François a dix-neuf ans et est encore lycéen, mais on ne peut pas dire que les études le passionnent. En revanche, lorsqu'il s'agit de crayonner dans son carnet, il répond toujours présent. Tout son temps libre, il le passe dans la prairie des Landry, les fermiers voisins, à représenter leurs animaux.
Mais François est loin d'être un simple rapin du dimanche. Son professeur a bien décelé son don et voudrait qu'il intègre l'académie. Convaincre les Dufour d'envoyer leur fils à l'école des arts est loin d'être partie gagnée. Qui a besoin de peindre ? C'est un loisir réservé aux riches. François doit apprendre « un vrai métier ». Toutefois, Monsieur Tonnay a des arguments, dont le plus solide est que les cours sont gratuits. Dès lors, les parents acceptent.
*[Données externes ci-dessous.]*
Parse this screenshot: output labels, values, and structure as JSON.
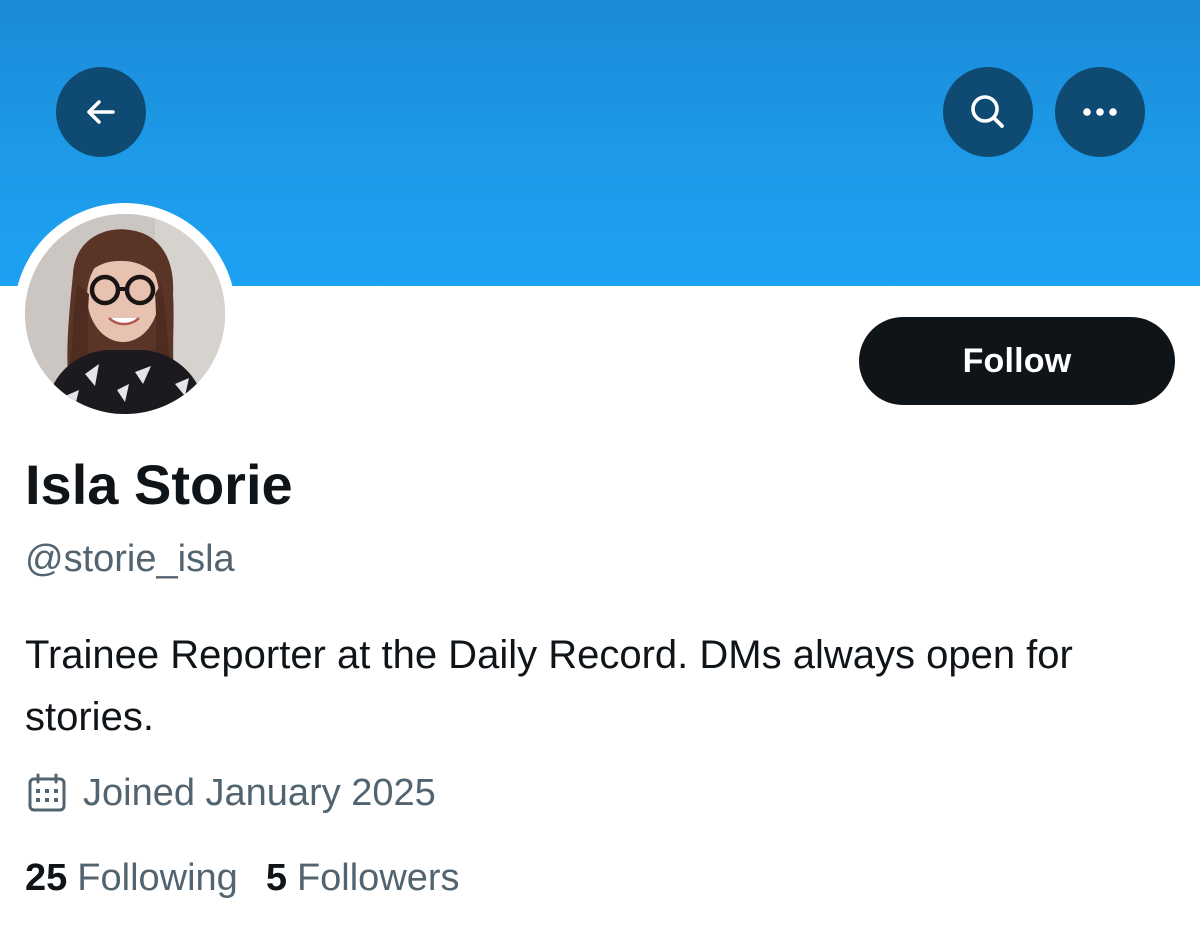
{
  "header": {
    "back_icon": "arrow-left-icon",
    "search_icon": "search-icon",
    "more_icon": "more-horizontal-icon",
    "banner_color": "#1d9ae8",
    "button_color": "#0e4a72"
  },
  "profile": {
    "display_name": "Isla Storie",
    "handle": "@storie_isla",
    "bio": "Trainee Reporter at the Daily Record. DMs always open for stories.",
    "joined": "Joined January 2025",
    "joined_icon": "calendar-icon",
    "follow_label": "Follow",
    "following_count": "25",
    "following_label": "Following",
    "followers_count": "5",
    "followers_label": "Followers"
  },
  "colors": {
    "text_primary": "#0f1419",
    "text_secondary": "#536471",
    "follow_button": "#0f1419"
  }
}
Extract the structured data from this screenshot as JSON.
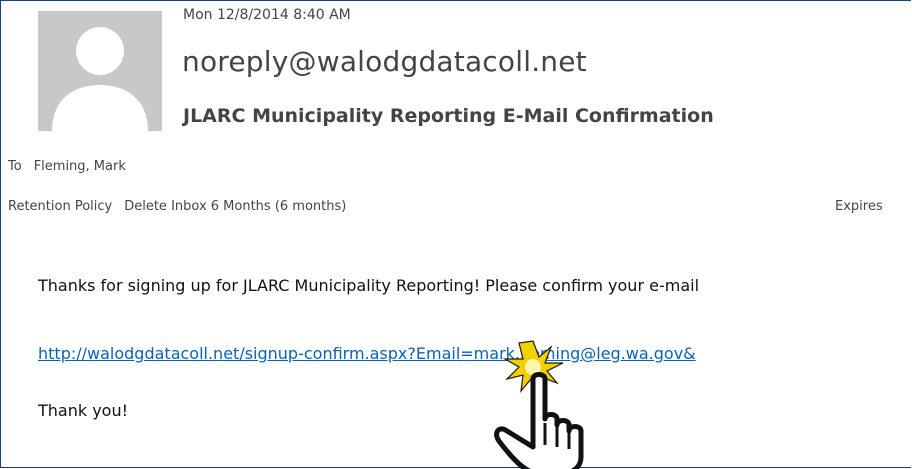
{
  "message": {
    "date": "Mon 12/8/2014 8:40 AM",
    "sender": "noreply@walodgdatacoll.net",
    "subject": "JLARC Municipality Reporting E-Mail Confirmation",
    "to_label": "To",
    "to_value": "Fleming, Mark",
    "retention_label": "Retention Policy",
    "retention_value": "Delete Inbox 6 Months (6 months)",
    "expires_label": "Expires"
  },
  "body": {
    "line1": "Thanks for signing up for JLARC Municipality Reporting! Please confirm your e-mail",
    "link": "http://walodgdatacoll.net/signup-confirm.aspx?Email=mark.fleming@leg.wa.gov&",
    "thanks": "Thank you!"
  },
  "icons": {
    "avatar": "default-contact-silhouette-icon",
    "pointer": "hand-pointer-click-icon"
  },
  "colors": {
    "link": "#0563c1",
    "text": "#444444",
    "border": "#1f3c86",
    "click_burst": "#f5d000"
  }
}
Bientôt, la fille des Landry demande à intégrer la classe, car elle aussi aime manier couleurs et pinceaux.
C'est alors que les ennuis commencent.
En parcourant la liste des romans proposés pour l'opération Masse critique, je remarque un titre : « Les deux mésanges ». Ces charmants petits volatiles qui peuplent mon jardin me plaisent beaucoup. Ce sont eux qui titillent ma curiosité.(Depuis, le livre a changé de nom, qui est devenu « Les toiles de la discorde », mais ce n'est pas très important). En parcourant la quatrième de couverture, je constate cependant qu'il n'est nullement question d'ornithologie. Ce récit se situe en Haute-Loire et concerne la peinture. Eh bien, c'est parfait. L'art n'est-il pas un de mes sujets de prédilection et la Loire un fleuve particulièrement cher à mon coeur ? Chaque année, j'ai rendez-vous avec ses rives. Il est vrai que, pour moi, il s'agit d'une tout autre région, puisque ma Loire à moi coule entre Blois et Chambord. Mais, dans notre jeunesse, mon mari et moi somme partis à la découverte de ses sources au Mont Gerbier-de-Jonc (quelle surprise de constater qu'un aussi mince filet d'eau était à l'origine d'un fleuve aussi majestueux!) et nous avons eu l'occasion de visiter quelques endroits non loin des lieux du récit.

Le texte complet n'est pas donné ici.